13-         Kız ve erkek proje okulları düşüncesi gecikmeksizin hayata geçirilmelidir.
14-         Akademik liselerle yarışan İmam Hatip okullarının ders sayıları ve eğitim programları azaltılmalıdır.
15-         Sağlık Meslek Liselerinin durumu gecikmeksizin gözden geçirilmelidir. Bu liseler meslek lisesi olduğuna göre mezunları meslek sahibi olabilmeli, meslek sahibi olamayacaksa da üniversiteye yerleşmede ek puan alabilmelidir.

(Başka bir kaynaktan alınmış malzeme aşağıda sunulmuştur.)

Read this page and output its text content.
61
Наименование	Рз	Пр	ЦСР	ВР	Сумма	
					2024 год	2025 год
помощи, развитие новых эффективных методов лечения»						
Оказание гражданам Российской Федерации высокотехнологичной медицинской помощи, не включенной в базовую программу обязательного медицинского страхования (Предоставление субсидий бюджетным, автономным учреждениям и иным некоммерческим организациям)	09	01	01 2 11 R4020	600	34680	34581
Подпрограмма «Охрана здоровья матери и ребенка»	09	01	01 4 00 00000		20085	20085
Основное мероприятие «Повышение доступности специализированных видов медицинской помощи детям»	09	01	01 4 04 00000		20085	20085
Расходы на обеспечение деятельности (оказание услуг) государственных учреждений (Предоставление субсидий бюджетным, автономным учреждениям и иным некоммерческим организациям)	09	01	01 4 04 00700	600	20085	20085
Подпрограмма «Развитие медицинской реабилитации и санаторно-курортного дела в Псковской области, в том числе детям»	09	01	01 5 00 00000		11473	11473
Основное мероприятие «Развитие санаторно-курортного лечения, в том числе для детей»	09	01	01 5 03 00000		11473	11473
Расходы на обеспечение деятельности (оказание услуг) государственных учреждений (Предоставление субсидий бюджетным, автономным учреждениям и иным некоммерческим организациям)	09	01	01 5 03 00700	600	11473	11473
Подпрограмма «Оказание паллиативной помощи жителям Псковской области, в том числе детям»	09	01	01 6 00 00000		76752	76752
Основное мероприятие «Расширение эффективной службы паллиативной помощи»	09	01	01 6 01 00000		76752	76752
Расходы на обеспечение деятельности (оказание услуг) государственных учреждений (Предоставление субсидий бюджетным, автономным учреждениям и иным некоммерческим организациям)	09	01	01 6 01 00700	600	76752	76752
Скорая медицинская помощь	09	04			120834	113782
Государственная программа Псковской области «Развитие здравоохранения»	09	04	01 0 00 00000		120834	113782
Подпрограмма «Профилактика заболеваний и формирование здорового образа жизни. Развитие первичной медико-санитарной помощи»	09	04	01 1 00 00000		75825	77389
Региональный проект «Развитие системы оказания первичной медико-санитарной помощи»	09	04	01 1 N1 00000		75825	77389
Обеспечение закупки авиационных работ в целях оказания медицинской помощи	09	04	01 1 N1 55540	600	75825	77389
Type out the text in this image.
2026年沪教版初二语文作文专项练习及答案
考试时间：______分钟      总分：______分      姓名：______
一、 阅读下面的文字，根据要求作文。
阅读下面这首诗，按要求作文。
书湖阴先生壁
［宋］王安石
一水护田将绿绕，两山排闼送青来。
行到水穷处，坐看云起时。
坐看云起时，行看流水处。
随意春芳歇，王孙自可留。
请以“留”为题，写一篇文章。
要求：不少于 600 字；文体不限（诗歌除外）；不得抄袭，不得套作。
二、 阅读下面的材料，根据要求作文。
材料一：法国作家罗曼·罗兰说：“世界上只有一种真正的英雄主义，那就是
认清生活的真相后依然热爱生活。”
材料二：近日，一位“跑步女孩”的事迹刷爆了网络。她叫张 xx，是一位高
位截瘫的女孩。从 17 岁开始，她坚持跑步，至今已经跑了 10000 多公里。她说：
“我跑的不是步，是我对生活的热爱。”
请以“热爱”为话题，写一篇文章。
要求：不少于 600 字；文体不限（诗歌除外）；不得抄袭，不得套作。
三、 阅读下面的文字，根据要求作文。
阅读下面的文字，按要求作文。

      Her nesil bir sonraki nesilden mesuldür. Gelecek nesillerimizin sağlamlığı bizim elimizdedir. Daha fazla geç kalmamak için adeta bir seferberlik ruhuyla maarif davamıza sahip çıkmalı, bu yolda milletçe Milli Eğitim camiasına sahip çıkıp her türlü destek verilmelidir. Zira mevzubahis olan, yavrularımız ve yarınlarımızdır.